Est-ce que c'est parce qu'on est en région? Il y a des faits qui ne peuvent pas tromper.

Depuis l'élection du Parti libéral le 7 avril, le Québec a perdu 82 000 emplois à temps plein. Plus de 30 000 emplois à temps plein ont été perdus en octobre. La promesse libérale: création de 250 000 en cinq ans. Oups!

Selon le dernier budget, le gouvernement du Québec se dirigerait vers des surplus véritables de 1,6 milliards $ (2015-16) et de 3,9 milliards $ (2018-19).
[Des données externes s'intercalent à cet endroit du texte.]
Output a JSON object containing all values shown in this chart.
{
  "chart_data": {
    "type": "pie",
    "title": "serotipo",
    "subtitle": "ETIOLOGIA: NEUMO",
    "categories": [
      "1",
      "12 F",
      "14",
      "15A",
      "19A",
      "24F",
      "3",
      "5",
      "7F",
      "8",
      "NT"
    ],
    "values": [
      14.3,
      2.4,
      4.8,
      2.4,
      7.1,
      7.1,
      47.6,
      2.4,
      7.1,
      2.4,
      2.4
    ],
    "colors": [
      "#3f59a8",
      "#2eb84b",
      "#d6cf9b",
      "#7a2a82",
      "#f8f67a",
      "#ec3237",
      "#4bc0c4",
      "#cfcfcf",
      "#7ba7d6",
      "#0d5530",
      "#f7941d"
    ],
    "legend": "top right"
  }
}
En fusionnant tout ce qui nous gouverne: contrats, contracteurs, équipements, délais d'exécution, dépassements de coûts, firmes de génie conseil (SNC-Lavallin confirme avoir versé 150 000 $ par année au PLQ), on parle de plusieurs milliards qui ne vont pas aux services payés par les citoyens.
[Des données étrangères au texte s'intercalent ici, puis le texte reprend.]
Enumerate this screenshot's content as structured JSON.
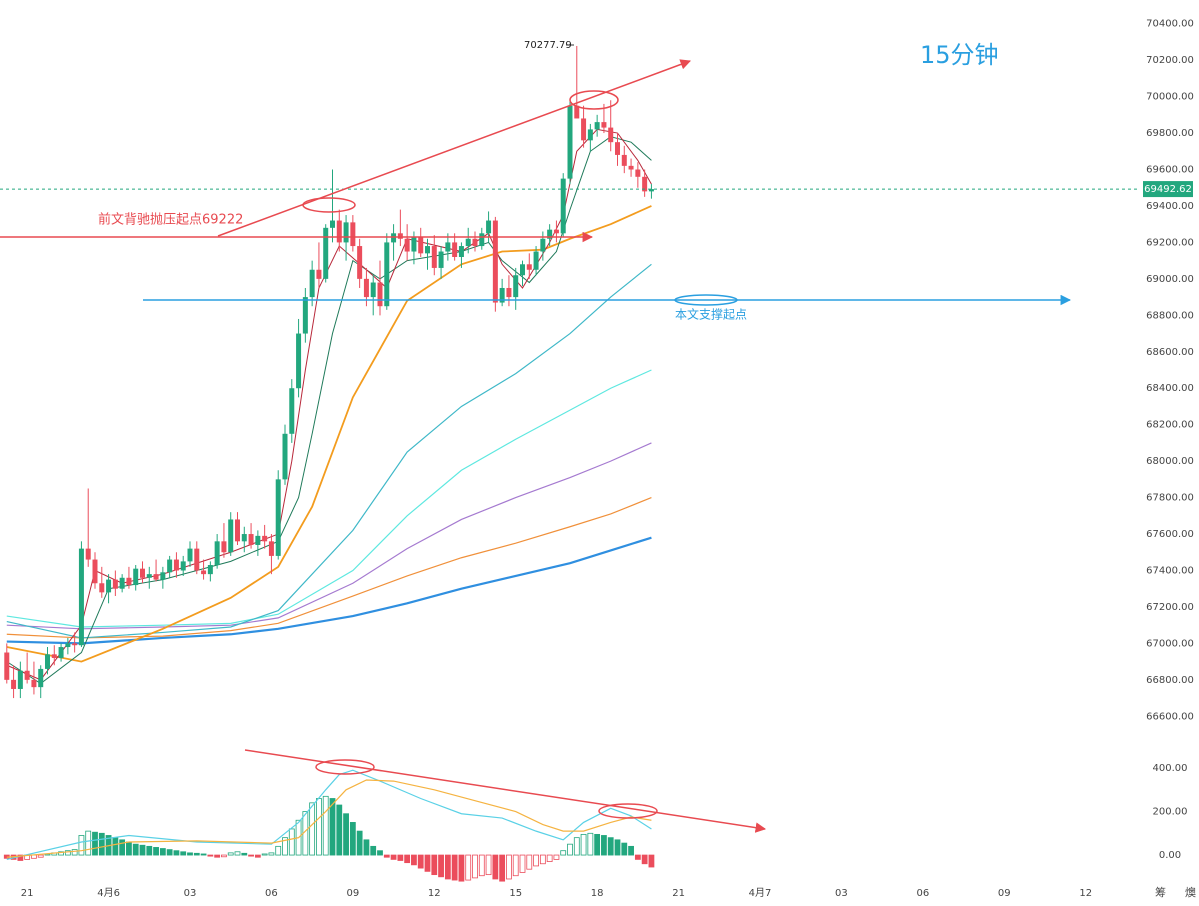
{
  "chart_data": {
    "type": "candlestick",
    "title": "15分钟",
    "up_color": "#22a77e",
    "down_color": "#eb4d5c",
    "xlim": [
      -4,
      164
    ],
    "xticks": [
      {
        "value": 0,
        "label": "21"
      },
      {
        "value": 12,
        "label": "4月6"
      },
      {
        "value": 24,
        "label": "03"
      },
      {
        "value": 36,
        "label": "06"
      },
      {
        "value": 48,
        "label": "09"
      },
      {
        "value": 60,
        "label": "12"
      },
      {
        "value": 72,
        "label": "15"
      },
      {
        "value": 84,
        "label": "18"
      },
      {
        "value": 96,
        "label": "21"
      },
      {
        "value": 108,
        "label": "4月7"
      },
      {
        "value": 120,
        "label": "03"
      },
      {
        "value": 132,
        "label": "06"
      },
      {
        "value": 144,
        "label": "09"
      },
      {
        "value": 156,
        "label": "12"
      }
    ],
    "ylim": [
      66470,
      70530
    ],
    "yticks": [
      {
        "value": 66600,
        "label": "66600.00"
      },
      {
        "value": 66800,
        "label": "66800.00"
      },
      {
        "value": 67000,
        "label": "67000.00"
      },
      {
        "value": 67200,
        "label": "67200.00"
      },
      {
        "value": 67400,
        "label": "67400.00"
      },
      {
        "value": 67600,
        "label": "67600.00"
      },
      {
        "value": 67800,
        "label": "67800.00"
      },
      {
        "value": 68000,
        "label": "68000.00"
      },
      {
        "value": 68200,
        "label": "68200.00"
      },
      {
        "value": 68400,
        "label": "68400.00"
      },
      {
        "value": 68600,
        "label": "68600.00"
      },
      {
        "value": 68800,
        "label": "68800.00"
      },
      {
        "value": 69000,
        "label": "69000.00"
      },
      {
        "value": 69200,
        "label": "69200.00"
      },
      {
        "value": 69400,
        "label": "69400.00"
      },
      {
        "value": 69600,
        "label": "69600.00"
      },
      {
        "value": 69800,
        "label": "69800.00"
      },
      {
        "value": 70000,
        "label": "70000.00"
      },
      {
        "value": 70200,
        "label": "70200.00"
      },
      {
        "value": 70400,
        "label": "70400.00"
      }
    ],
    "last_price": 69492.62,
    "high_label": 70277.79,
    "note_resistance": "前文背驰抛压起点69222",
    "note_support": "本文支撑起点",
    "corner_labels": [
      "筹",
      "燠"
    ],
    "x": [
      -3,
      -2,
      -1,
      0,
      1,
      2,
      3,
      4,
      5,
      6,
      7,
      8,
      9,
      10,
      11,
      12,
      13,
      14,
      15,
      16,
      17,
      18,
      19,
      20,
      21,
      22,
      23,
      24,
      25,
      26,
      27,
      28,
      29,
      30,
      31,
      32,
      33,
      34,
      35,
      36,
      37,
      38,
      39,
      40,
      41,
      42,
      43,
      44,
      45,
      46,
      47,
      48,
      49,
      50,
      51,
      52,
      53,
      54,
      55,
      56,
      57,
      58,
      59,
      60,
      61,
      62,
      63,
      64,
      65,
      66,
      67,
      68,
      69,
      70,
      71,
      72,
      73,
      74,
      75,
      76,
      77,
      78,
      79,
      80,
      81,
      82,
      83,
      84,
      85,
      86,
      87,
      88,
      89,
      90,
      91,
      92
    ],
    "ohlc": [
      [
        66950,
        67000,
        66780,
        66800
      ],
      [
        66800,
        66880,
        66700,
        66750
      ],
      [
        66750,
        66900,
        66700,
        66850
      ],
      [
        66850,
        66950,
        66780,
        66800
      ],
      [
        66800,
        66900,
        66720,
        66760
      ],
      [
        66760,
        66880,
        66700,
        66860
      ],
      [
        66860,
        66980,
        66830,
        66940
      ],
      [
        66940,
        66990,
        66880,
        66920
      ],
      [
        66920,
        67000,
        66900,
        66980
      ],
      [
        66980,
        67030,
        66940,
        67000
      ],
      [
        67000,
        67060,
        66950,
        66990
      ],
      [
        66990,
        67560,
        66980,
        67520
      ],
      [
        67520,
        67850,
        67420,
        67460
      ],
      [
        67460,
        67500,
        67300,
        67330
      ],
      [
        67330,
        67420,
        67250,
        67280
      ],
      [
        67280,
        67380,
        67220,
        67350
      ],
      [
        67350,
        67400,
        67260,
        67300
      ],
      [
        67300,
        67380,
        67280,
        67360
      ],
      [
        67360,
        67420,
        67300,
        67320
      ],
      [
        67320,
        67430,
        67290,
        67410
      ],
      [
        67410,
        67450,
        67330,
        67360
      ],
      [
        67360,
        67420,
        67300,
        67380
      ],
      [
        67380,
        67460,
        67340,
        67350
      ],
      [
        67350,
        67420,
        67300,
        67390
      ],
      [
        67390,
        67480,
        67360,
        67460
      ],
      [
        67460,
        67500,
        67360,
        67400
      ],
      [
        67400,
        67480,
        67370,
        67450
      ],
      [
        67450,
        67560,
        67420,
        67520
      ],
      [
        67520,
        67560,
        67380,
        67400
      ],
      [
        67400,
        67460,
        67350,
        67380
      ],
      [
        67380,
        67450,
        67340,
        67430
      ],
      [
        67430,
        67600,
        67410,
        67560
      ],
      [
        67560,
        67660,
        67470,
        67500
      ],
      [
        67500,
        67720,
        67480,
        67680
      ],
      [
        67680,
        67720,
        67540,
        67560
      ],
      [
        67560,
        67640,
        67500,
        67600
      ],
      [
        67600,
        67660,
        67520,
        67540
      ],
      [
        67540,
        67620,
        67480,
        67590
      ],
      [
        67590,
        67650,
        67520,
        67560
      ],
      [
        67560,
        67600,
        67380,
        67480
      ],
      [
        67480,
        67950,
        67460,
        67900
      ],
      [
        67900,
        68200,
        67870,
        68150
      ],
      [
        68150,
        68450,
        68100,
        68400
      ],
      [
        68400,
        68780,
        68350,
        68700
      ],
      [
        68700,
        68950,
        68650,
        68900
      ],
      [
        68900,
        69100,
        68850,
        69050
      ],
      [
        69050,
        69200,
        68950,
        69000
      ],
      [
        69000,
        69300,
        68980,
        69280
      ],
      [
        69280,
        69600,
        69200,
        69320
      ],
      [
        69320,
        69380,
        69150,
        69200
      ],
      [
        69200,
        69350,
        69100,
        69310
      ],
      [
        69310,
        69350,
        69150,
        69180
      ],
      [
        69180,
        69220,
        68950,
        69000
      ],
      [
        69000,
        69060,
        68850,
        68900
      ],
      [
        68900,
        69020,
        68800,
        68980
      ],
      [
        68980,
        69100,
        68800,
        68850
      ],
      [
        68850,
        69250,
        68830,
        69200
      ],
      [
        69200,
        69300,
        69100,
        69250
      ],
      [
        69250,
        69380,
        69180,
        69220
      ],
      [
        69220,
        69300,
        69100,
        69150
      ],
      [
        69150,
        69260,
        69080,
        69230
      ],
      [
        69230,
        69280,
        69120,
        69140
      ],
      [
        69140,
        69220,
        69050,
        69180
      ],
      [
        69180,
        69240,
        69020,
        69060
      ],
      [
        69060,
        69180,
        69000,
        69150
      ],
      [
        69150,
        69250,
        69100,
        69200
      ],
      [
        69200,
        69250,
        69100,
        69120
      ],
      [
        69120,
        69200,
        69060,
        69180
      ],
      [
        69180,
        69280,
        69140,
        69220
      ],
      [
        69220,
        69260,
        69150,
        69180
      ],
      [
        69180,
        69280,
        69160,
        69250
      ],
      [
        69250,
        69370,
        69200,
        69320
      ],
      [
        69320,
        69340,
        68820,
        68870
      ],
      [
        68870,
        69000,
        68850,
        68950
      ],
      [
        68950,
        69020,
        68850,
        68900
      ],
      [
        68900,
        69060,
        68830,
        69020
      ],
      [
        69020,
        69100,
        68960,
        69080
      ],
      [
        69080,
        69140,
        69000,
        69050
      ],
      [
        69050,
        69180,
        69020,
        69150
      ],
      [
        69150,
        69260,
        69100,
        69220
      ],
      [
        69220,
        69300,
        69180,
        69270
      ],
      [
        69270,
        69320,
        69200,
        69250
      ],
      [
        69250,
        69580,
        69230,
        69550
      ],
      [
        69550,
        69980,
        69520,
        69950
      ],
      [
        69950,
        70277.79,
        69900,
        69880
      ],
      [
        69880,
        69950,
        69720,
        69760
      ],
      [
        69760,
        69850,
        69700,
        69820
      ],
      [
        69820,
        69900,
        69780,
        69860
      ],
      [
        69860,
        69960,
        69800,
        69830
      ],
      [
        69830,
        69980,
        69700,
        69750
      ],
      [
        69750,
        69800,
        69620,
        69680
      ],
      [
        69680,
        69730,
        69580,
        69620
      ],
      [
        69620,
        69660,
        69560,
        69600
      ],
      [
        69600,
        69640,
        69500,
        69560
      ],
      [
        69560,
        69600,
        69450,
        69480
      ],
      [
        69480,
        69520,
        69440,
        69492.62
      ]
    ],
    "lines": [
      {
        "color": "#2f8fe0",
        "width": 2.2,
        "x": [
          -3,
          8,
          20,
          30,
          37,
          48,
          56,
          64,
          72,
          80,
          86,
          92
        ],
        "values": [
          67010,
          67000,
          67030,
          67050,
          67080,
          67150,
          67220,
          67300,
          67370,
          67440,
          67510,
          67580
        ]
      },
      {
        "color": "#f0903a",
        "width": 1.2,
        "x": [
          -3,
          8,
          20,
          30,
          37,
          48,
          56,
          64,
          72,
          80,
          86,
          92
        ],
        "values": [
          67050,
          67030,
          67040,
          67070,
          67110,
          67260,
          67370,
          67470,
          67550,
          67640,
          67710,
          67800
        ]
      },
      {
        "color": "#a57ad0",
        "width": 1.2,
        "x": [
          -3,
          8,
          20,
          30,
          37,
          48,
          56,
          64,
          72,
          80,
          86,
          92
        ],
        "values": [
          67100,
          67080,
          67090,
          67100,
          67140,
          67330,
          67520,
          67680,
          67800,
          67910,
          68000,
          68100
        ]
      },
      {
        "color": "#5ee8e0",
        "width": 1.2,
        "x": [
          -3,
          8,
          20,
          30,
          37,
          48,
          56,
          64,
          72,
          80,
          86,
          92
        ],
        "values": [
          67150,
          67090,
          67100,
          67110,
          67160,
          67400,
          67700,
          67950,
          68120,
          68280,
          68400,
          68500
        ]
      },
      {
        "color": "#3fb8c8",
        "width": 1.2,
        "x": [
          -3,
          8,
          20,
          30,
          37,
          48,
          56,
          64,
          72,
          80,
          86,
          92
        ],
        "values": [
          67120,
          67030,
          67060,
          67090,
          67180,
          67620,
          68050,
          68300,
          68480,
          68700,
          68900,
          69080
        ]
      },
      {
        "color": "#f39c1e",
        "width": 1.8,
        "x": [
          -3,
          8,
          20,
          30,
          37,
          42,
          48,
          56,
          64,
          70,
          76,
          80,
          86,
          92
        ],
        "values": [
          66980,
          66900,
          67080,
          67250,
          67420,
          67750,
          68350,
          68880,
          69080,
          69150,
          69160,
          69220,
          69300,
          69400
        ]
      },
      {
        "color": "#1f7a5a",
        "width": 1,
        "x": [
          -3,
          2,
          8,
          12,
          20,
          30,
          37,
          40,
          42,
          45,
          48,
          52,
          56,
          64,
          68,
          70,
          74,
          78,
          80,
          83,
          86,
          89,
          92
        ],
        "values": [
          66900,
          66780,
          66950,
          67300,
          67350,
          67450,
          67560,
          67800,
          68150,
          68700,
          69100,
          69000,
          69100,
          69150,
          69200,
          69100,
          68980,
          69150,
          69380,
          69700,
          69780,
          69750,
          69650
        ]
      },
      {
        "color": "#b8283a",
        "width": 1,
        "x": [
          -3,
          2,
          8,
          10,
          14,
          20,
          30,
          37,
          39,
          41,
          43,
          46,
          50,
          53,
          56,
          64,
          68,
          70,
          73,
          77,
          79,
          81,
          84,
          87,
          90,
          92
        ],
        "values": [
          66880,
          66800,
          67100,
          67400,
          67330,
          67380,
          67500,
          67600,
          68000,
          68500,
          68950,
          69180,
          69050,
          68950,
          69220,
          69150,
          69250,
          69080,
          68950,
          69200,
          69350,
          69700,
          69820,
          69800,
          69650,
          69520
        ]
      }
    ],
    "macd": {
      "ylim": [
        -140,
        460
      ],
      "yticks": [
        {
          "value": 0,
          "label": "0.00"
        },
        {
          "value": 200,
          "label": "200.00"
        },
        {
          "value": 400,
          "label": "400.00"
        }
      ],
      "histogram": [
        -15,
        -20,
        -25,
        -20,
        -15,
        -10,
        5,
        10,
        15,
        20,
        25,
        90,
        110,
        105,
        100,
        90,
        80,
        70,
        60,
        50,
        45,
        40,
        35,
        30,
        25,
        20,
        15,
        10,
        8,
        5,
        -5,
        -10,
        -8,
        10,
        15,
        8,
        -5,
        -10,
        5,
        10,
        40,
        80,
        120,
        160,
        200,
        240,
        260,
        270,
        260,
        230,
        190,
        150,
        110,
        70,
        40,
        20,
        -10,
        -20,
        -25,
        -35,
        -45,
        -60,
        -75,
        -90,
        -100,
        -110,
        -115,
        -120,
        -115,
        -105,
        -95,
        -90,
        -110,
        -120,
        -110,
        -95,
        -80,
        -65,
        -50,
        -40,
        -30,
        -20,
        20,
        50,
        80,
        95,
        100,
        95,
        90,
        80,
        70,
        55,
        40,
        -20,
        -40,
        -55
      ],
      "lines": [
        {
          "color": "#5ad1e6",
          "x": [
            -3,
            8,
            15,
            25,
            36,
            40,
            44,
            46,
            48,
            52,
            58,
            64,
            70,
            75,
            79,
            82,
            86,
            89,
            92
          ],
          "values": [
            -20,
            60,
            90,
            60,
            50,
            150,
            300,
            370,
            390,
            340,
            260,
            190,
            170,
            110,
            70,
            150,
            215,
            180,
            120
          ]
        },
        {
          "color": "#f5b341",
          "x": [
            -3,
            8,
            15,
            25,
            36,
            40,
            44,
            47,
            50,
            54,
            60,
            66,
            72,
            76,
            79,
            82,
            86,
            89,
            92
          ],
          "values": [
            -10,
            20,
            60,
            65,
            55,
            80,
            200,
            300,
            345,
            340,
            300,
            250,
            200,
            140,
            110,
            110,
            150,
            175,
            160
          ]
        }
      ]
    }
  }
}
Une affaire nommée Arthur Porter (CUSM) nous a coûté au moins un milliard. Plein de personnes très influentes et inconnues du public ont été mises à contribution dans cette triste aventure qui nous a floués.

Les systèmes informatiques sont toujours à remplacer à coups de centaines de millions. Windows7 (2010) est rendu dépassé, faut le changer. Il n'a même pas fini de garnir le parc informatique gouvernemental. Ces centaines de millions font plus d'un milliard maintenant... sans avoir servi. C'est un secret de polichinelle que les systèmes informatiques sont une source de revenus sans fin pour les fournisseurs et installateurs d'équipements informatiques. Mon neveu par alliance et son père sauraient leur faire la leçon à 5 % du coût total officiel.
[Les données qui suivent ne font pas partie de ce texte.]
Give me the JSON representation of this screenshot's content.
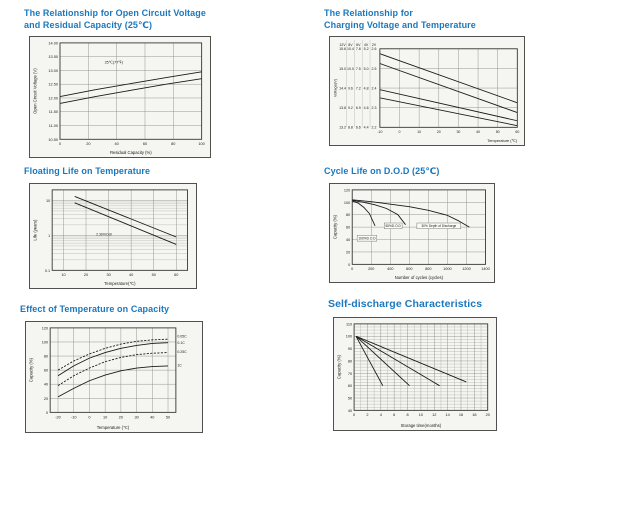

Le capital risque fait l'objet d'un Fonds d'innovation, Teralys Capital, qui viendra pomper 218 millions $ (109 $ de taxes et d'impôts du Québec et 109 $ d'Ottawa) parce que «la prospérité repose surtout sur le privé» (disent Carlos Leitão et Joe Oliver, ministres des Finances). Comment ça? Depuis quand?

Dans la création d'emplois publics, combien nous coûte 1 $? Réponse: 0,13 $. En effet, il faut parler de 0,87 $ par dollar qui revient aux gouvernements sous toutes sortes de façons. Un emploi privé subventionné par Québec nous coûte 0,85 $ par 1 $. Il est où le problème de créer de l'emploi dans le public? C'est rentable. C'est administré tout croche, mais c'est rentable. Imaginez si on faisait du ménage là-dedans.

Qu'est-ce qu'il y a à comprendre dans tout ça?

Que le monde politique est rendu en 2014 alors que la majorité des électeurs est encore dans une vision du siècle précédent. Ils croient toujours «le monsieur/madame qui a l'air correct et instruit». On va donc voter pour lui et croire sans preuve tout ce qu'il nous dit. Quand il dit qu'il a un plan, personne ne lui demande: c'est quoi le plan? On le croit, point. Et on a tort. On se fait voler, c'est clair, et on paie trop cher les pauvres services qu'on reçoit.

Les politiciens d'aujourd'hui ne sont plus aux manettes du pouvoir réel. N'ont pas les deux mains sur le volant. Nulle part en Occident. Encore moins au Québec à cause de notre démographie (analphabètes et illettrés à 50 %). La globalisation mondialisation de l'économie et de la finance est là depuis plus de quinze ans. Nous, on n'en tire aucun avantage.

Le micmac organisé nous fait penser que l'austérité est une responsabilité alors que c'est une erreur fondamentale. Ce n'est que la réponse aux directives financières (G20, G7, B.M., OCDE, FMI) et aux agences de notation financière et de crédit: Moody's, Standard&Poor's, Fitch Ratings. Honnêtement, on fait dur!

Quand on fait dur on ne se compare pas, on réfléchit d'abord et on agit.